George Porcari
George Porcari
I've spent most of my life making pictures and have managed to preserve most of that work despite moving around quite a bit, I've been lucky. I emigrated to Los Angeles from Lima, Peru in 1962 when I was ten years old with my parents who were looking for a new start. Their relationship, always on the rocks, didn't work out for them and they eventually separated. My dad returned to Peru and stayed in the same house, a Spanish style house in the back of a shop, until he died in 2014. His health was always frail, having suffered from tuberculosis as a kid, and he was very proud of having made it to celebrate his 80th birthday, but he died shortly after that.
I went from a very strict Catholic school in Lima to a public school in LA where I didn't speak a word of English. I learned by watching television and my accent, which is somewhat all over the place, tends to reflect that. Listening and watching became my style of learning - it's still that way now. My father was an amateur photographer and he set up a darkroom in the bathroom of a two bedroom apartment my parents and I shared in Gardena. This was then a tough, decent, but rigidly conservative neighborhood that was then undergoing a massive change from a Japanese enclave to an influx of African-American, Mexican and Latin American immigrants - the change was quite violent in every sense, but you did learn a great deal if you were a good observer. Trade and manufacturing jobs were still readily available, which made things easier, but that was soon to change.
Gardena High School was then a vocational technical school, or Vo-Tech school as they were called, but they didn't have anything remotely like photography - only electrical shop and refrigerator repair among other trades. I majored in cars as I liked them and was very much intrigued by car culture but fortunately it didn't last long. I got odd jobs when I was in my 20's and took pictures and read a great deal. I didn't care for school and dropped out of several programs at various Colleges but decided to educate myself by going to the Gardena Library. This is where I first started to do serious reading and, thanks to their photography collection, became acquainted with some of the great photo books by Lewis Hine, Cartier-Bresson, Helen Levitt, Robert Frank, Lisette Model and William Klein - Hine and Klein's work especially fascinated me as it looked very well thought out but arbitrary at the same time - their snapshot aesthetic resonated with me immediately. In the same library I became obsessed with European literature, especially the early modernists, who are still my favorites. Joyce's Portrait of the Artist as a Young Man and Celine's Journey to the End of the Night were my favorite books. I loved Hemingway, Woolf, Borges and, for some reason, the poet Catullus, who is still my favorite poet. I was fortunate in that writers whose work I treasured were working then, so I got to read the works of Milan Kundera, Joan Didion, Gore VIdal and Umberto Eco as they were coming out. I also became a cinefile going to films about 3 or 4 times a week. At the New Vagabond Theater in LA I became familiar with the British Kitchen Sink films, Italian Neorealism and the French New Wave which I took to immediately - and they are the films that I still go back to.
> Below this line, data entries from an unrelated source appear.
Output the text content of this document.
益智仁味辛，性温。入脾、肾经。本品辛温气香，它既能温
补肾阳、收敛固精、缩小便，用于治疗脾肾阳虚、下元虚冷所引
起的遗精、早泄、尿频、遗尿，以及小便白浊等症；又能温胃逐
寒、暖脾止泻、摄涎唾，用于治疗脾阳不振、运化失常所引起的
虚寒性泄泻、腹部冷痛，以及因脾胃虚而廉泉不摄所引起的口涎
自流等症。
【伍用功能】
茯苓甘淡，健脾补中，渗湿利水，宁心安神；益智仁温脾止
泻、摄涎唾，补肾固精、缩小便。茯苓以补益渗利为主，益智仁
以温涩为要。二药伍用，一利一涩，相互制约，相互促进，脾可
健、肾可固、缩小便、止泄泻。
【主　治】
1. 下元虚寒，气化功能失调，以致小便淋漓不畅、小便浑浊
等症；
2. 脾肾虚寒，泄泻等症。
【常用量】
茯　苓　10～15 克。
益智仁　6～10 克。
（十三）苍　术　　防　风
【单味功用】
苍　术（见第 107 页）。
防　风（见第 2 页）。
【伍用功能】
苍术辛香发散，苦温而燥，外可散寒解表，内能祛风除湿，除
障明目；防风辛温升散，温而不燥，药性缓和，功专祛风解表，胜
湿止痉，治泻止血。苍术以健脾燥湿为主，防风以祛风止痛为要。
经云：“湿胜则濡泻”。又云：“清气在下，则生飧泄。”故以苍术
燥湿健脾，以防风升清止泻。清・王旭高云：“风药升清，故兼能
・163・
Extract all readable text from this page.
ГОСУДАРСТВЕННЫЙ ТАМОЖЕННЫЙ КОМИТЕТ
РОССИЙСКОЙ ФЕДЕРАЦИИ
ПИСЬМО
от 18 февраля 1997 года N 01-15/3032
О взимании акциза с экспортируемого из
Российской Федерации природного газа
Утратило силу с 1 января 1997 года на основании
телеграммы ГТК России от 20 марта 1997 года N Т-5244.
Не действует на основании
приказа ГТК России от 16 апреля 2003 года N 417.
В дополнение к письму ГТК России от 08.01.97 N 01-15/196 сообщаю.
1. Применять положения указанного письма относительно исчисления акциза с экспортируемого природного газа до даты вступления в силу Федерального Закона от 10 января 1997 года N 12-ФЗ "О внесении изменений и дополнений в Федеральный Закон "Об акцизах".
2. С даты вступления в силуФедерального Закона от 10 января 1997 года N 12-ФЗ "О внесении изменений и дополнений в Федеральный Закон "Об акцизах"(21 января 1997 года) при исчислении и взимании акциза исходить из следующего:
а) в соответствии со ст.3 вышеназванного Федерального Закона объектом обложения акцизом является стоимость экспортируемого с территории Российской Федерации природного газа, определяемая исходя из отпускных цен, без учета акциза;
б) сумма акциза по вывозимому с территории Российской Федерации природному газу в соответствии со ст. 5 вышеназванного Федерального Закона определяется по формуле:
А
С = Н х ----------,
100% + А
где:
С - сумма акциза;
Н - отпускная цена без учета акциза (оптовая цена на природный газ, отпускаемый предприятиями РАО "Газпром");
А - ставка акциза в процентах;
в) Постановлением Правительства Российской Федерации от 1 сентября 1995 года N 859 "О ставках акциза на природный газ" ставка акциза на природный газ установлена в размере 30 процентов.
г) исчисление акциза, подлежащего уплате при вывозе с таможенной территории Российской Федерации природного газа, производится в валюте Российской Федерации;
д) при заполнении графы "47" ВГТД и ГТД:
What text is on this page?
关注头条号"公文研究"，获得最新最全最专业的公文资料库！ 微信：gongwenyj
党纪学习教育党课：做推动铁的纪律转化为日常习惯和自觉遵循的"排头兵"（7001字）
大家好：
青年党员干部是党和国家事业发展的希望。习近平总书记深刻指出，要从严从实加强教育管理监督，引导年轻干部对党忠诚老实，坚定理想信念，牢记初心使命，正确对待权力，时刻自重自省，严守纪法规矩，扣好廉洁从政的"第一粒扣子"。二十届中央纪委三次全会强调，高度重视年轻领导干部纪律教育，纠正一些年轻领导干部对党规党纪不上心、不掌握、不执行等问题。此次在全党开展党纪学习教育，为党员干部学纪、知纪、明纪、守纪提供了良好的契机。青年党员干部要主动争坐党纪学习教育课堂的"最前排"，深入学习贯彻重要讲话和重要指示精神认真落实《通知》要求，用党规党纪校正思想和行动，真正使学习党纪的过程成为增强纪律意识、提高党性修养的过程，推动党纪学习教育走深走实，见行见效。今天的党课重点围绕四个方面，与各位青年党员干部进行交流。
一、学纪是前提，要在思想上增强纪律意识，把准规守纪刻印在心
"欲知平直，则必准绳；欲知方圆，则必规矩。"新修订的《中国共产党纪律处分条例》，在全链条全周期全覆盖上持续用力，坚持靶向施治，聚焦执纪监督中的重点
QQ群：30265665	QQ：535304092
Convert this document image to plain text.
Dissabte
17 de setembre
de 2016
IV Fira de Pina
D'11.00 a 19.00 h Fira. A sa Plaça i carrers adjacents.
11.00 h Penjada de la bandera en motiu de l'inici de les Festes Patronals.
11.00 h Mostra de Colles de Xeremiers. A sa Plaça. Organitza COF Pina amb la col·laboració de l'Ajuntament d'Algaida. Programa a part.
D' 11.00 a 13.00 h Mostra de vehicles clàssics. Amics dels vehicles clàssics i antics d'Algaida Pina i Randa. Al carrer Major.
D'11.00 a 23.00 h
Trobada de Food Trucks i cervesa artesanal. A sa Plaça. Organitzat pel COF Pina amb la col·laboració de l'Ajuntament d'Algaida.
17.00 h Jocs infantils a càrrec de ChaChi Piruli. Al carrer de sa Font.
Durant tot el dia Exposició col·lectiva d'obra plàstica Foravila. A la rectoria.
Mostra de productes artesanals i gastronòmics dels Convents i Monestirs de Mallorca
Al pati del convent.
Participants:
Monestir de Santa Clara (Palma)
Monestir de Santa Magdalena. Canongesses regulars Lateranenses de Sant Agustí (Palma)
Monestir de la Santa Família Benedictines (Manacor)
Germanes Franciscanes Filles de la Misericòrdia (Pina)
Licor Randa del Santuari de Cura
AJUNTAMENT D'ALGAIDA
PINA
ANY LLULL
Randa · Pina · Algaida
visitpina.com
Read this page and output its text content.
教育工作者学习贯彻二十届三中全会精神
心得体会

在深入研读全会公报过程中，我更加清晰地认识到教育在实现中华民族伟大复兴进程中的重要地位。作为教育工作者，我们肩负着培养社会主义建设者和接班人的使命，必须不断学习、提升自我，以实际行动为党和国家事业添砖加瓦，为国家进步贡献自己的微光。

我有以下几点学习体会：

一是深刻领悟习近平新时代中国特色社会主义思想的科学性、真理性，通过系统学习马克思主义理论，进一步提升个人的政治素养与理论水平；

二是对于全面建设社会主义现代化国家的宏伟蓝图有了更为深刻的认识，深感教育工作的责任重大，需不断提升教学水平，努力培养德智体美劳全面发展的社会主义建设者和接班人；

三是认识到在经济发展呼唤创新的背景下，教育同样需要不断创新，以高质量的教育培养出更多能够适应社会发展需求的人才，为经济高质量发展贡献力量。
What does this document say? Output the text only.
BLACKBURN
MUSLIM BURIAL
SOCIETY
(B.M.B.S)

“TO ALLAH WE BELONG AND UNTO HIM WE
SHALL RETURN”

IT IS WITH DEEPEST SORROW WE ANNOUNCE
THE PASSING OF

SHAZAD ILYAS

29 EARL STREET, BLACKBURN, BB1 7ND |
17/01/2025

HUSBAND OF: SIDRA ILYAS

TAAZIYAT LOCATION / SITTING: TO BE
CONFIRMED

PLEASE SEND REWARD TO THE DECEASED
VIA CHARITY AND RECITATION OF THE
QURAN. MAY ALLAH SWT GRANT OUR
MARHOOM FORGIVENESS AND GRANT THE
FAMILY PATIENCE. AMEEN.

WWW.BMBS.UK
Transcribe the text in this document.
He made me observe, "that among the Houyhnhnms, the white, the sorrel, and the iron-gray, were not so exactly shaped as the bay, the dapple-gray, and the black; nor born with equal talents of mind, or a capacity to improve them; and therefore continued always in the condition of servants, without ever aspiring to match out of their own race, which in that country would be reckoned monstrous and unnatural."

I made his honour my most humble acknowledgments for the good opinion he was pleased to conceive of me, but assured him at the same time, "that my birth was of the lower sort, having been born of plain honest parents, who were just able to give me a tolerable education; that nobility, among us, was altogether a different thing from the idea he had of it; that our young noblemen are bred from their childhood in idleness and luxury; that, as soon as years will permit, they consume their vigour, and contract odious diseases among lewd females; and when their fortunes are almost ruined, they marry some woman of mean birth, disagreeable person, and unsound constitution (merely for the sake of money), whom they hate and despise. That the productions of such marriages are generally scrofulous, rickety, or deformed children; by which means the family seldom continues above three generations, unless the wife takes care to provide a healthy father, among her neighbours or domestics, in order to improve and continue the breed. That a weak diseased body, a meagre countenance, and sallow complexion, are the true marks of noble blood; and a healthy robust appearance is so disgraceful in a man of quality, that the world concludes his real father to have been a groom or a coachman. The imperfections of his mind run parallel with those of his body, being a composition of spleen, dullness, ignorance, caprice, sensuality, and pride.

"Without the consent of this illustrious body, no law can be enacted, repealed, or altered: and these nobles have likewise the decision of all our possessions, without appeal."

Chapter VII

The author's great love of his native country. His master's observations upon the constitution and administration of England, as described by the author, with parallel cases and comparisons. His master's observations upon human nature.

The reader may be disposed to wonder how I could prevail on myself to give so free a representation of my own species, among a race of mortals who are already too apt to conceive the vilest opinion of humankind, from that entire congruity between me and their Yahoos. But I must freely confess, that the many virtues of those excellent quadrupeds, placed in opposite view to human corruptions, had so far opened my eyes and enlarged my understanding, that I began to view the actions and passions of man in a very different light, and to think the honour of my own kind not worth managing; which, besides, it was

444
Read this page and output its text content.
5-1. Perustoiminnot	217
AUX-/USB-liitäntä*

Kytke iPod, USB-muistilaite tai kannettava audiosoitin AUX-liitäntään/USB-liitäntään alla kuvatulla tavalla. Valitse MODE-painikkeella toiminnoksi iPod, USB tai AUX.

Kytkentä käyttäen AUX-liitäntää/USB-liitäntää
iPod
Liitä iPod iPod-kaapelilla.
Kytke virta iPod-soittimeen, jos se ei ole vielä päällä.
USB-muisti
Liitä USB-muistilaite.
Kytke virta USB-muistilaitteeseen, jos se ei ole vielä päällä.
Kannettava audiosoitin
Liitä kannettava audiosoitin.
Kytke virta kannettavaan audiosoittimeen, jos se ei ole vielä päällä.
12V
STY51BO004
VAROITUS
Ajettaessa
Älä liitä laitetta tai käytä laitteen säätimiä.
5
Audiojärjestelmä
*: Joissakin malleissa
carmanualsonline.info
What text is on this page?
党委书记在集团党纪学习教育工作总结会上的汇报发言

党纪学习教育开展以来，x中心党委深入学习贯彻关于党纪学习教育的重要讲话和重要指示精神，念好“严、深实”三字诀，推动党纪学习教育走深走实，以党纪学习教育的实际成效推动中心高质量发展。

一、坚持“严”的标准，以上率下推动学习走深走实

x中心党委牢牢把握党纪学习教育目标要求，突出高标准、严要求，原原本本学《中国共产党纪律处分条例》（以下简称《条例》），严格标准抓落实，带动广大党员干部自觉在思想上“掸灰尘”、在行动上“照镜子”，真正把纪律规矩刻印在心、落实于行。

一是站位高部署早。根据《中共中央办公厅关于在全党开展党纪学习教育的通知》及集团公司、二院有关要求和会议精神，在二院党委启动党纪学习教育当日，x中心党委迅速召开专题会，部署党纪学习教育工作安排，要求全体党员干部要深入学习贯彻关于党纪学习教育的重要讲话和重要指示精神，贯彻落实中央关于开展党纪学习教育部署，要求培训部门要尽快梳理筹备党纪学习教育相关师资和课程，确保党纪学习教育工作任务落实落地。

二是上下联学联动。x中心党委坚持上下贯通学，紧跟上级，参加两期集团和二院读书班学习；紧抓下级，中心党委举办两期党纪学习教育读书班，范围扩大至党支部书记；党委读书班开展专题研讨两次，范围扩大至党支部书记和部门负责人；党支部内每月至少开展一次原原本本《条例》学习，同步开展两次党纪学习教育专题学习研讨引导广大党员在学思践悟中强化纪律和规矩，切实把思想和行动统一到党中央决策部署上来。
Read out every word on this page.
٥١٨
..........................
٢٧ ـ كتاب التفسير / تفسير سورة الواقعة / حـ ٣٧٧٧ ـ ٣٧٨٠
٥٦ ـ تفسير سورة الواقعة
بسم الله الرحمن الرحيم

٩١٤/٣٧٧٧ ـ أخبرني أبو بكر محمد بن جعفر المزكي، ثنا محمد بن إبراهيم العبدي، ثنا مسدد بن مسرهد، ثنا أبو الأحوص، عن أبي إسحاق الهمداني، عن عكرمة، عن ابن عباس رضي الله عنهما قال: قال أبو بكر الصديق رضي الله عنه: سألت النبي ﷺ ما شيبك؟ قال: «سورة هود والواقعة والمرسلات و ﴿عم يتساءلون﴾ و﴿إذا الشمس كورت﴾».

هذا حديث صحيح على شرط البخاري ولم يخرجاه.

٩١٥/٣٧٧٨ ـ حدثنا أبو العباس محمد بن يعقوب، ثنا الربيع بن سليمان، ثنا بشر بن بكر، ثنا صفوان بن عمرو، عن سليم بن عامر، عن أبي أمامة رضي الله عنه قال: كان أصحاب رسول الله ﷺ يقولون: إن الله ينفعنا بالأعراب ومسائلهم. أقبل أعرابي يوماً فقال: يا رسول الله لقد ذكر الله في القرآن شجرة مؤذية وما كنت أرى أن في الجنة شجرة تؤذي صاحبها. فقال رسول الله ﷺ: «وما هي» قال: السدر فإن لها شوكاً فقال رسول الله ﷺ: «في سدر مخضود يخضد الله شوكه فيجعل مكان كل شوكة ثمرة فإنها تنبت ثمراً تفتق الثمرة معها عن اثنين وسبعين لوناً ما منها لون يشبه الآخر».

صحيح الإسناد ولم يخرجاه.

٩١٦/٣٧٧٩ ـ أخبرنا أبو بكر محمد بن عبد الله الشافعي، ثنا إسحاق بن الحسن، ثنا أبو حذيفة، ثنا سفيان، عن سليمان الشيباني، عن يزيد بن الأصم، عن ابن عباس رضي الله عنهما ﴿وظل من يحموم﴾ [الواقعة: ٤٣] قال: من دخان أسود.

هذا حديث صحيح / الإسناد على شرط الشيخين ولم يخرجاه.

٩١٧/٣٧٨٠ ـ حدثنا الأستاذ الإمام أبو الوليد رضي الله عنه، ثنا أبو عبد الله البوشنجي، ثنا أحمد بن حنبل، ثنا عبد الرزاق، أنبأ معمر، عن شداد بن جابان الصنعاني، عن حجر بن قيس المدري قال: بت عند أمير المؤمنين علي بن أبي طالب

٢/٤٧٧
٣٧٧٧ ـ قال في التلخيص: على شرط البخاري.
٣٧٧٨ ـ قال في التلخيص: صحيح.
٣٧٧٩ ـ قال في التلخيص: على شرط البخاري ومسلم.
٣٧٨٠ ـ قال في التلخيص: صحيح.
I moved to New York City in May of 1979 and stayed through 1984 - it was a great learning experience - probably the most intense of my life. I took very few pictures then as I was just trying to survive. After briefly working as a waiter and a Guy Friday in the corporate world I eventually I got a job at the Strand Bookstore where I learned the book trade. It was a difficult job in many ways but being surrounded by books made up for it. I also got to read a great many titles I would never have discovered on my own. A colleague at the Strand, once he discovered my affinity for Joyce, turned me on to Hélène Cixous' "The Exile of James Joyce" which became my favorite book - it has been displaced a couple of times since then but I think it's still there. I had my own apartment on Delancey Street near the Williamsburg Bridge that was on the second floor and looked out onto traffic coming off the bridge so it looked like I lived on street level when you looked out the window. With a "real job" at the Strand and my own place I thought I was set for life. I would get by on pizza slices, mac and cheese and canned soup so I could afford to go to films, concerts and theater. When the neighborhood started changing in the early 1980's it all came apart and New York was done for - the money people were raping the place and remaking it in their own image of the golden city they were determined to see - and if one wanted no part of that it was a good time to leave.
In 1984 I moved to Pasadena California and attended the Art Center College where I got an MFA and started to write articles about photography and film for magazines. I lived in the Old Town section of Pasadena that was then full of thrift shops and abandoned buildings. I got a full time job with a pension in the library at the same college buying books for them which was, as I liked to call it then, "the greatest job of all time." I still think it was. I had been taking pictures and making films throughout this time, some of which you can see on this site.
When I arrived in the USA in 1962 I was ten years old and by the end of the sixties I was twenty which means that my most formative growing years coincided with that decade and it is undoubtedly the period that has had the most profound effect on me in ways I can't even begin to articulate - but my work speaks for me far better than I ever could so I will end it here.